BRUXELLES Malgré ses efforts pour pouvoir faire partie dans les tout prochains mois du premier wagon des nouveaux Etats intégrant l'Union européenne, l'île de Malte reste frappée du sceau honteux des pavillons noirs.

En effet, les dix-neuf Etats membres du mémorandum de Paris, à savoir les pays maritimes couvrant les eaux européennes et de l'Atlantique nord, dressent chaque année une liste des pavillons à risque.

Conclusion, cette année encore, l'île maltaise apparaît sur cette liste en 18e position.

Le principal critère utilisé pour l'organisation de ce hit-parade peu glorieux est le nombre de détentions , c'est-à-dire le nombre de fois où un navire est retenu à l'étranger parce qu'il ne répond pas aux normes de sécurité en vigueur.

En 1999, le taux de détention des navires battant pavillon maltais était de 10,6%, alors que la moyenne européenne frise les 3%.

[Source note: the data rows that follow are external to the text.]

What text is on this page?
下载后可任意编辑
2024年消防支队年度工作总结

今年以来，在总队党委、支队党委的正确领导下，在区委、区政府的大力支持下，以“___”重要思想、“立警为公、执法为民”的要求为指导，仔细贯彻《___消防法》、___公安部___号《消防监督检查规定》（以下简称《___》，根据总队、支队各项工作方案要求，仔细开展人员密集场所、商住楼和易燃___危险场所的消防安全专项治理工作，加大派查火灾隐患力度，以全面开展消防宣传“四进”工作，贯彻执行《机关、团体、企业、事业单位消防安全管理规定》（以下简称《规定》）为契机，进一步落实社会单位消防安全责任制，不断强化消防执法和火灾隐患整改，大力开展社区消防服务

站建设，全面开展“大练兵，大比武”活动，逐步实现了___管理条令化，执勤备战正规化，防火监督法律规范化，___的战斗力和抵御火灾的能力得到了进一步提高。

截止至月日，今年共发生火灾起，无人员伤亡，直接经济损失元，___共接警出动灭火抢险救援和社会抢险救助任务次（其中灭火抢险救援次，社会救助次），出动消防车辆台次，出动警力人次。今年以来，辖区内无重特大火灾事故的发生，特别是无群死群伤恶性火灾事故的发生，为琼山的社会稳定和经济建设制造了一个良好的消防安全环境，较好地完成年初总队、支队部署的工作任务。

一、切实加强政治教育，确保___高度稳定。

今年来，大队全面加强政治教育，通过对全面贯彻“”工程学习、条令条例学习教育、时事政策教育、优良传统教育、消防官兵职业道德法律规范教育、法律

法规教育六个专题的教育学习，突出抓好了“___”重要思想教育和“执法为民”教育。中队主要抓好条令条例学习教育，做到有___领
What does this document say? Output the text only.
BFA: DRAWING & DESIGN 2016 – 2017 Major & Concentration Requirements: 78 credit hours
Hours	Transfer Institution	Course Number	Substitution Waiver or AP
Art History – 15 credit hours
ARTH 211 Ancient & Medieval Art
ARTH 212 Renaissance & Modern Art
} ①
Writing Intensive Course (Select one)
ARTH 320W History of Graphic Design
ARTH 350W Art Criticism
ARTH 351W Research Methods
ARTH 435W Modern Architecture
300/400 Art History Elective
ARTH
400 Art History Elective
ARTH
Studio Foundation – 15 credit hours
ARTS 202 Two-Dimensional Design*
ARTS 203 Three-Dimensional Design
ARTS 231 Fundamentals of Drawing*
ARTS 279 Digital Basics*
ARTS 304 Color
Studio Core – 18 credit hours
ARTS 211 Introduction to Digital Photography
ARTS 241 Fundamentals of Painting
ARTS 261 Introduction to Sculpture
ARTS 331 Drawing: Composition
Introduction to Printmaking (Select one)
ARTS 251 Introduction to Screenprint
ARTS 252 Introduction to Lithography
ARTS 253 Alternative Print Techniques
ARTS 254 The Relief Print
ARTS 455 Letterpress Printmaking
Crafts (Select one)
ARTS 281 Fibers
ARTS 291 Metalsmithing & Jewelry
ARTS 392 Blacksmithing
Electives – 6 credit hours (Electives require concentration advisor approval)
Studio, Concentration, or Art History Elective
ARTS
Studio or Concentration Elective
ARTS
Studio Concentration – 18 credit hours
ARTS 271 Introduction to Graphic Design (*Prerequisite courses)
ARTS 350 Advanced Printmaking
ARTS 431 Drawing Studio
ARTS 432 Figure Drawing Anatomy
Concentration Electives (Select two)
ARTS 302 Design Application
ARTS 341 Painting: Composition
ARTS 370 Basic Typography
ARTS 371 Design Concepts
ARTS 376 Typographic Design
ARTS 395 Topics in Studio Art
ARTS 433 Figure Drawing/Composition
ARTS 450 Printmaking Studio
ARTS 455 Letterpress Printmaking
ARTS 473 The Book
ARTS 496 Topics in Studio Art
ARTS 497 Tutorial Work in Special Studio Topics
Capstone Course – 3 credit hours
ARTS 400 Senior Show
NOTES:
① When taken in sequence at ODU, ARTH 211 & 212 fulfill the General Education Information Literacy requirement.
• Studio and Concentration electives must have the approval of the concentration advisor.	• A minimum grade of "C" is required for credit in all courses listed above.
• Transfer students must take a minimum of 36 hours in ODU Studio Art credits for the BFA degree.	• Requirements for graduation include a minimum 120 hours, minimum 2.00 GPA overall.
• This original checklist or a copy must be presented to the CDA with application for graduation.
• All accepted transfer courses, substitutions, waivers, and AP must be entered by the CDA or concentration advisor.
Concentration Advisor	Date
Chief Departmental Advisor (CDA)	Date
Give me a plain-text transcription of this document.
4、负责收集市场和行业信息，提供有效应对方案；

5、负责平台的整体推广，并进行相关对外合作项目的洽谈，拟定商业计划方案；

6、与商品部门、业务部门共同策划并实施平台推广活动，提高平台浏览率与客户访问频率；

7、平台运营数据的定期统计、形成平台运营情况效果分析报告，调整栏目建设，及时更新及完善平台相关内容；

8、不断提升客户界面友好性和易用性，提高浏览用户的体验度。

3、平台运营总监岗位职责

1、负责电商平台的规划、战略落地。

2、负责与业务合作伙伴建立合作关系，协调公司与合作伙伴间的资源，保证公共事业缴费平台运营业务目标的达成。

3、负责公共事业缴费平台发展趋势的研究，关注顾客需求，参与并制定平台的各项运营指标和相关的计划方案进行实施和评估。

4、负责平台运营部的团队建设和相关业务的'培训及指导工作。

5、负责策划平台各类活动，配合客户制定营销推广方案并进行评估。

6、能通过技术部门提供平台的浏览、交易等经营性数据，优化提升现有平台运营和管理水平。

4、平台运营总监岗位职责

Les autorités maltaises ne se voilent pas la face. `Le problème est réel´ , reconnaît un ministre maltais, mais nous progressons rapidement. Pour mieux étayer ses dires, l'homme brandit les chiffres de 1996. malte avoisinait alors les 24% de détention.

La progression est donc sensible et spectaculaire. Mais le souvenir de l'Erika, navire battant pavillon maltais, est encore dans toutes les mémoires et, comme les traces d'hydrocarbure laissées sur les rochers bretons, les souillures de la mémoire seront lentes à s'effacer.